I apologise for being unclear.  The document I was trying to propose
in the quoted text above was NOT about protocol changes, but instead
would focus on extant mitigations -- so the document I was proposing
would more obviously seem to fit in IPv6 Ops WG.


To some extent, I would prefer an approach where IPv6 Ops would work
on that informational document (threats/concerns, operational use cases,
existing mitigations that could be deployed) first.  Then, if there
were use cases not adequately covered by the material in that (proposed)
IPv6 Ops WG document, the IPv6 WG could use that IPv6 Ops WG document
to examine potential protocol specification changes on a much more 
informed basis.


I am concerned that the current document is inadvertently 
"putting the cart in front of the horse" by going straight 
to the IPv6 WG, without starting with an informational 
"issues and existing-mitigations" type document over in the 
IPv6 Ops WG.  Operator input on this topic would be strongly 
beneficial since this is fundamentally an operations issue.

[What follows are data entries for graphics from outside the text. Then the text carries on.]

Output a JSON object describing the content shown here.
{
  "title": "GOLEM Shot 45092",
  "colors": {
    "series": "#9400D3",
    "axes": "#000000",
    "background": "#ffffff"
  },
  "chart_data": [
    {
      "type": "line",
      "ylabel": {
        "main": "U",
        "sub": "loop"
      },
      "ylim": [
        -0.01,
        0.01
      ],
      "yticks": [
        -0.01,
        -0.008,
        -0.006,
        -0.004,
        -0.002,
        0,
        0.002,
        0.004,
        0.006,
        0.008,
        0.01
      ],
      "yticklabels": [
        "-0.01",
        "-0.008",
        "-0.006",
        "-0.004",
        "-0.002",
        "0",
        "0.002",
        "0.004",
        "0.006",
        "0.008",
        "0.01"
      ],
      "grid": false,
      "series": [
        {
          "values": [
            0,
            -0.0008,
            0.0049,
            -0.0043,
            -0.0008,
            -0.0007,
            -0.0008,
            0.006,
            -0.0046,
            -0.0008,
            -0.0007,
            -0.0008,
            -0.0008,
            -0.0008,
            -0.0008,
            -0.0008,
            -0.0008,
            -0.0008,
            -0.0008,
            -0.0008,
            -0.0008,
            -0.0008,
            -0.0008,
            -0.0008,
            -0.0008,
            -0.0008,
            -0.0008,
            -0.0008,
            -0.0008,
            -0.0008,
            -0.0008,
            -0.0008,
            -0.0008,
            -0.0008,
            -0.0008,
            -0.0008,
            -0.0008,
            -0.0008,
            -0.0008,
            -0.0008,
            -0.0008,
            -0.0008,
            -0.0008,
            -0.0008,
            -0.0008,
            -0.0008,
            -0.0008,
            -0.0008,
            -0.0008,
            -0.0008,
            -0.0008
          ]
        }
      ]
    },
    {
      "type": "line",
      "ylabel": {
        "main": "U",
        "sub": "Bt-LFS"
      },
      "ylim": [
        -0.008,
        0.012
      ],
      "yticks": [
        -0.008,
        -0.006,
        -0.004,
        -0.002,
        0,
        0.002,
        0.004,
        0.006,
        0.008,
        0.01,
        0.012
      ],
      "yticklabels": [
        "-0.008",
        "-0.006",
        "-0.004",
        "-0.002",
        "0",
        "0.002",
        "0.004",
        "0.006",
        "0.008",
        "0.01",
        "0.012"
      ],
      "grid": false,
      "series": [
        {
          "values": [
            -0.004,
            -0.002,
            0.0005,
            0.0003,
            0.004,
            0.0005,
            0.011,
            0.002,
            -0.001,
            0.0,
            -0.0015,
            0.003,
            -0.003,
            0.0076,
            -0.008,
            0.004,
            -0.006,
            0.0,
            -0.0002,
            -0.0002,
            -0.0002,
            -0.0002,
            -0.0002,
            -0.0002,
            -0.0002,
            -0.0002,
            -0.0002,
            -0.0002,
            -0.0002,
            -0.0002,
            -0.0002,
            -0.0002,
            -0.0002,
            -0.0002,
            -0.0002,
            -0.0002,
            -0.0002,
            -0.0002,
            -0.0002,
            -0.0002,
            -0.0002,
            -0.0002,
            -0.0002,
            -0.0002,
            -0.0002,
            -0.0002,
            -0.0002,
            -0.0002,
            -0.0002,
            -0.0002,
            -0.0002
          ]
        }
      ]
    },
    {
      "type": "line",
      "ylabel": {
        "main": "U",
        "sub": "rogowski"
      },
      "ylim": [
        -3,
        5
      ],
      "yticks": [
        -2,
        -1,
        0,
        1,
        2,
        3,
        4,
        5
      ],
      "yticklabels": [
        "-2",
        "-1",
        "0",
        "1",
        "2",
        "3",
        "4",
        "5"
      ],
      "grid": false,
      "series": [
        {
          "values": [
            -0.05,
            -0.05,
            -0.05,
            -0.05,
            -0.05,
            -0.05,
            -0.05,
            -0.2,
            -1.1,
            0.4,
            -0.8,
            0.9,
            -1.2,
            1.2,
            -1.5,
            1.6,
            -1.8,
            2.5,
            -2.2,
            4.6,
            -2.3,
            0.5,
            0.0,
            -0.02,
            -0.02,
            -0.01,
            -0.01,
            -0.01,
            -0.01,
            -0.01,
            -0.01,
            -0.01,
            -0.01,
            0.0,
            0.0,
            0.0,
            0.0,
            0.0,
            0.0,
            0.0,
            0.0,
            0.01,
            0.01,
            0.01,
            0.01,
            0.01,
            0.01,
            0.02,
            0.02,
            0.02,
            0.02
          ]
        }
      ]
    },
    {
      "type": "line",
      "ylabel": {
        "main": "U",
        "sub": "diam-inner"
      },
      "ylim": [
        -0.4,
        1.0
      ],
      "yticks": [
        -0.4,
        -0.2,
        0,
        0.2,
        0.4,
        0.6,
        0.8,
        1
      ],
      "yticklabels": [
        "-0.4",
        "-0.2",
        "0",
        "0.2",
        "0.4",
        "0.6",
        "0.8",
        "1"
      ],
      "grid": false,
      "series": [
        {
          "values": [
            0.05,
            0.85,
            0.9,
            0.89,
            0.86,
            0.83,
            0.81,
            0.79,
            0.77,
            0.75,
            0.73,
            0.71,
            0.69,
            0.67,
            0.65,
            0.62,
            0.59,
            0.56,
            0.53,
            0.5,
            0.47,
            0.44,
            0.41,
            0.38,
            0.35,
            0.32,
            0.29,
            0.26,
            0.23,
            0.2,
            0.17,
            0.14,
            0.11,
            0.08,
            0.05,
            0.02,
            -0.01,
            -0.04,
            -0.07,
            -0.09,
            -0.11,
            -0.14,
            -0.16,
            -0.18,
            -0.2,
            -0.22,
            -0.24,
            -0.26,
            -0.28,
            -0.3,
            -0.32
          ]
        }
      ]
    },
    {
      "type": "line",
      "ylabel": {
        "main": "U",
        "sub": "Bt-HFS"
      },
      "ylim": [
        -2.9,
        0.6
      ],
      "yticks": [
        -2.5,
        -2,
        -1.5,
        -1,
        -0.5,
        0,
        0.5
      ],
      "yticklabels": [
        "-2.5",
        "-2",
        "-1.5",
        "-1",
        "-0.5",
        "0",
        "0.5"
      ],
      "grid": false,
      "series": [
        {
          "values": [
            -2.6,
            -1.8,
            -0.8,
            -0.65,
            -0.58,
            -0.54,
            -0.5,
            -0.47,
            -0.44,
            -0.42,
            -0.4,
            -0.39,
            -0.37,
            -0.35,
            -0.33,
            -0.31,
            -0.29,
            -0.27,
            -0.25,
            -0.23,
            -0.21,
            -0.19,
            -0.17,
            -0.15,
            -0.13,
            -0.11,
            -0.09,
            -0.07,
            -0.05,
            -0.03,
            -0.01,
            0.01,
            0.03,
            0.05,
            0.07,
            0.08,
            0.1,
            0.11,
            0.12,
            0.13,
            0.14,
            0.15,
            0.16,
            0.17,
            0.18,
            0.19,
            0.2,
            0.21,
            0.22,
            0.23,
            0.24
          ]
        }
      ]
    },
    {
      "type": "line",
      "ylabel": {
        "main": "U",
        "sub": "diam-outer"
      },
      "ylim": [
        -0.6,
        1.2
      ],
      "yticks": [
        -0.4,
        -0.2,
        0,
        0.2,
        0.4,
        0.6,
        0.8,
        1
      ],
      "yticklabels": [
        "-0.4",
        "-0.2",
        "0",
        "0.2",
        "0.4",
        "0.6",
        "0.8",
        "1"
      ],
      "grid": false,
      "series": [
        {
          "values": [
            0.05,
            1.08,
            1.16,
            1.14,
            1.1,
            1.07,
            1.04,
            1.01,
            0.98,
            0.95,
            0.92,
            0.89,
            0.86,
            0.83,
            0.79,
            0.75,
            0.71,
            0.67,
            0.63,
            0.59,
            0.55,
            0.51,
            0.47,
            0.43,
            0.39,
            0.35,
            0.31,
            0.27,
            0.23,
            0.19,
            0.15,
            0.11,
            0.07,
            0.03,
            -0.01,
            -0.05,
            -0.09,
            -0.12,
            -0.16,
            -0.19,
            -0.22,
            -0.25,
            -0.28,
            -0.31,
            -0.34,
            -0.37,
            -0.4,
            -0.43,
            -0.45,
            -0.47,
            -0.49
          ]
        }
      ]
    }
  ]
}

I'm also concerned that most of the operational folks are active 
in the IPv6 Ops WG , while only some of those folks are active 
in IPv6 WG.  So it would seem better to start working these
concerns over there and later, after the IPv6 Ops WG has reached
some conclusions about the issues/existing mitigations,
possibly bring that output to the IPv6 WG to drive discussion
of potential protocol specification changes in a more informed
way than we seem to be achieving just now.  Perhaps I am 
more nearly an outlier in my concern that we not start with
protocol modification discussions and instead start with a
separate document covering the concerns/issues, use cases,
and existing/known mitigations (possibly organised by use case).